From what I'm reading in TFA, the problem wasn't really a "running out of memory" issue, it was that more and more event listeners were being registered, so every time an event occurred it took more and more time for the event to fire. They say that after 40 minutes or so, the system began to get slower and slower and slower, and would eventually grind to a halt. I think the problem wasn't lack of memory, but that eventually gazillions of event listeners were registered so it took forever to call them all.
-- "I never gave these stories much credence." - HAL 9000
Surely you were asking for it. C# is a propreitary language, written by *one* company. The only reason I can possibly think of for such an inane choice is that Microsoft might be a sponsor.

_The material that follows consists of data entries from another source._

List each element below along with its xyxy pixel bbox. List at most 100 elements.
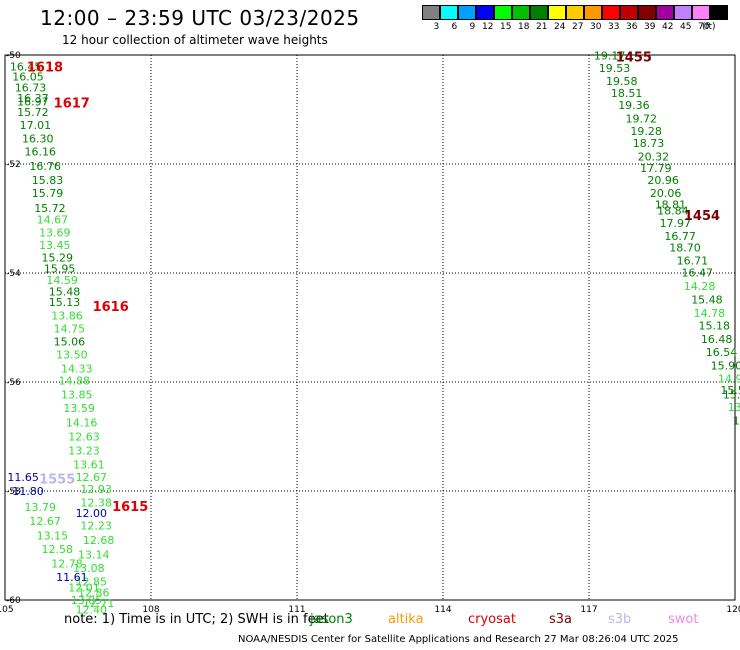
color-swatch-label: 70 xyxy=(698,22,710,32)
lon-tick-label: 108 xyxy=(142,605,159,615)
color-swatch xyxy=(638,5,656,20)
lon-tick-label: 117 xyxy=(580,605,597,615)
satellite-legend-item: altika xyxy=(388,612,424,627)
wave-height-value: 15.48 xyxy=(691,294,723,307)
wave-height-value: 11.65 xyxy=(7,471,39,484)
wave-height-value: 15.95 xyxy=(44,262,76,275)
color-swatch xyxy=(674,5,692,20)
pass-label: 1454 xyxy=(684,209,720,224)
color-swatch-label: 21 xyxy=(536,22,548,32)
color-swatch xyxy=(656,5,674,20)
wave-height-value: 14.28 xyxy=(684,280,716,293)
wave-height-value: 13.69 xyxy=(39,226,71,239)
wave-height-value: 15.83 xyxy=(32,174,64,187)
wave-height-value: 12.67 xyxy=(76,471,108,484)
color-swatch xyxy=(692,5,710,20)
wave-height-value: 15.06 xyxy=(54,335,86,348)
wave-height-value: 20.96 xyxy=(647,174,679,187)
wave-height-value: 14.16 xyxy=(66,417,98,430)
wave-height-value: 14.88 xyxy=(59,375,91,388)
wave-height-value: 12.85 xyxy=(76,575,108,588)
wave-height-value: 13.45 xyxy=(39,239,71,252)
wave-height-value: 17.97 xyxy=(660,217,692,230)
wave-height-value: 15.72 xyxy=(34,202,65,215)
wave-height-value: 14.59 xyxy=(46,274,78,287)
wave-height-value: 12.01 xyxy=(68,581,100,594)
wave-height-value: 13.05 xyxy=(71,594,103,607)
wave-height-value: 17.01 xyxy=(20,119,51,132)
wave-height-value: 15 xyxy=(733,415,740,428)
wave-height-value: 12.38 xyxy=(80,496,112,509)
wave-height-value: 14.78 xyxy=(694,307,726,320)
pass-label: 1555 xyxy=(39,472,75,487)
color-swatch xyxy=(602,5,620,20)
lat-tick-label: -54 xyxy=(6,269,21,279)
satellite-legend-item: swot xyxy=(668,612,699,627)
wave-height-value: 13.61 xyxy=(73,459,105,472)
color-swatch-label: 27 xyxy=(572,22,584,32)
wave-height-value: 16.16 xyxy=(24,145,56,158)
color-swatch xyxy=(620,5,638,20)
wave-height-value: 16.37 xyxy=(17,92,48,105)
color-swatch-label: 45 xyxy=(680,22,692,32)
lon-tick-label: 105 xyxy=(0,605,14,615)
wave-height-value: 19.17 xyxy=(594,49,626,62)
map-frame xyxy=(4,54,736,601)
wave-height-value: 12.58 xyxy=(42,543,74,556)
wave-height-value: 13.15 xyxy=(37,530,68,543)
satellite-legend-item: cryosat xyxy=(468,612,516,627)
wave-height-value: 12.93 xyxy=(80,483,112,496)
wave-height-value: 15.29 xyxy=(42,252,74,265)
wave-height-value: 12.78 xyxy=(51,557,83,570)
wave-height-value: 14.75 xyxy=(54,322,86,335)
wave-height-value: 20.32 xyxy=(638,151,670,164)
lat-tick-label: -60 xyxy=(6,596,21,606)
wave-height-value: 16.76 xyxy=(29,160,61,173)
wave-height-value: 14.67 xyxy=(37,213,68,226)
color-swatch-label: 39 xyxy=(644,22,656,32)
pass-label: 1616 xyxy=(93,300,129,315)
color-swatch-label: 3 xyxy=(433,22,440,32)
wave-height-value: 13.79 xyxy=(24,501,56,514)
wave-height-value: 12.68 xyxy=(83,534,115,547)
wave-height-value: 15.13 xyxy=(49,296,81,309)
pass-label: 1615 xyxy=(112,500,148,515)
pass-label: 1617 xyxy=(54,96,90,111)
wave-height-value: 13.86 xyxy=(51,309,83,322)
color-swatch xyxy=(494,5,512,20)
footnote: note: 1) Time is in UTC; 2) SWH is in fe… xyxy=(64,612,329,627)
color-swatch xyxy=(512,5,530,20)
wave-height-value: 13.85 xyxy=(61,388,93,401)
chart-title: 12:00 – 23:59 UTC 03/23/2025 xyxy=(40,6,360,30)
wave-height-value: 18.84 xyxy=(657,205,689,218)
map-gridlines xyxy=(5,55,735,600)
wave-height-value: 19.36 xyxy=(618,99,650,112)
lon-tick-label: 114 xyxy=(434,605,451,615)
wave-height-value: 15.48 xyxy=(49,285,81,298)
wave-height-value: 19.28 xyxy=(630,125,662,138)
wave-height-value: 12.71 xyxy=(83,597,115,610)
wave-height-value: 11.80 xyxy=(12,485,44,498)
wave-height-value: 11.61 xyxy=(56,571,88,584)
color-swatch-label: 36 xyxy=(626,22,638,32)
wave-height-value: 19.72 xyxy=(626,113,658,126)
wave-height-value: 13. xyxy=(728,401,740,414)
lat-tick-label: -56 xyxy=(6,378,21,388)
color-swatch-label: 33 xyxy=(608,22,620,32)
wave-height-value: 20.06 xyxy=(650,187,682,200)
axis-tick-labels: 105 108 111 114 117 120 -50 -52 -54 -56 -58 -60 xyxy=(0,51,740,615)
color-swatch-label: 12 xyxy=(482,22,494,32)
wave-height-value: 15.72 xyxy=(17,106,48,119)
color-swatch-label: 42 xyxy=(662,22,674,32)
color-swatch-label: 24 xyxy=(554,22,566,32)
wave-height-value: 16.45 xyxy=(10,60,42,73)
wave-height-value: 15.90 xyxy=(711,359,740,372)
color-swatch xyxy=(440,5,458,20)
wave-height-value: 18.70 xyxy=(669,242,701,255)
wave-height-value: 16.54 xyxy=(706,346,738,359)
wave-height-value: 14.33 xyxy=(61,363,93,376)
wave-height-value: 12.86 xyxy=(78,587,110,600)
wave-height-value: 13.14 xyxy=(78,549,110,562)
wave-height-value: 12.23 xyxy=(80,520,112,533)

They also had a hot chick soldering, the iron slipped or something an part of the circuit board exploded ala Star Trek. Good episode.
Let me try to come up with a statistical explanation. More often than not people programming in VB are concentrating on shallow tasks. (e.g. only MS Office applications) Their "good enough" and "I feel lucky" attitude is not counterbalanced by concerns that come with experience of solving tricky tasks in heterogeneous systems. So they can not foresee what is not "good enough" from their limited experience.
I saw people running SQL queries for each value from a list, instead of creating a table and doing all in one table scan. This all worked until the database got more workload and could not come back with results in time anymore, making the application unusable. Did they have to work with mass-data server application, where one learns to always try to be efficient with production code, they would have seen this ugliness and invested a bit more time.
...a stunned silence fell upon the hall.
Ok, then the next question is why did you submit a product plug as a story? And why would the editors accept a story labeled as such?
It is the library, in particular event notification, that "caused" the problem. The language was fine. The same thing happens in Java when beginning programmers forget to unregister objects from event sources (or anything else requiring registration). I use the term "data cancer" to distinguish this type of bug from actual "memory leaks", which are in fact impossible with a working GC.
Why? Because you also are too stupid to dereference your objects so a GC can clean them out?
Automatic GC is a lot like a pair of nunchucks. If you walk down the street with them whirling it around, it looks pretty badass and no doubt you can hurt someone as intended. After your first street thug goes down, you definitely feel like badass. Just don't confuse yourself with Bruce Lee. You'll likely wind up giving yourself a black eye with 1 bad twirl. Deterministic GC is a lot like one of those kung fu fold-fans. Really hard to do damage, but one of those old, bearded guys will tear you a new asshole with it. Kung Fu baby.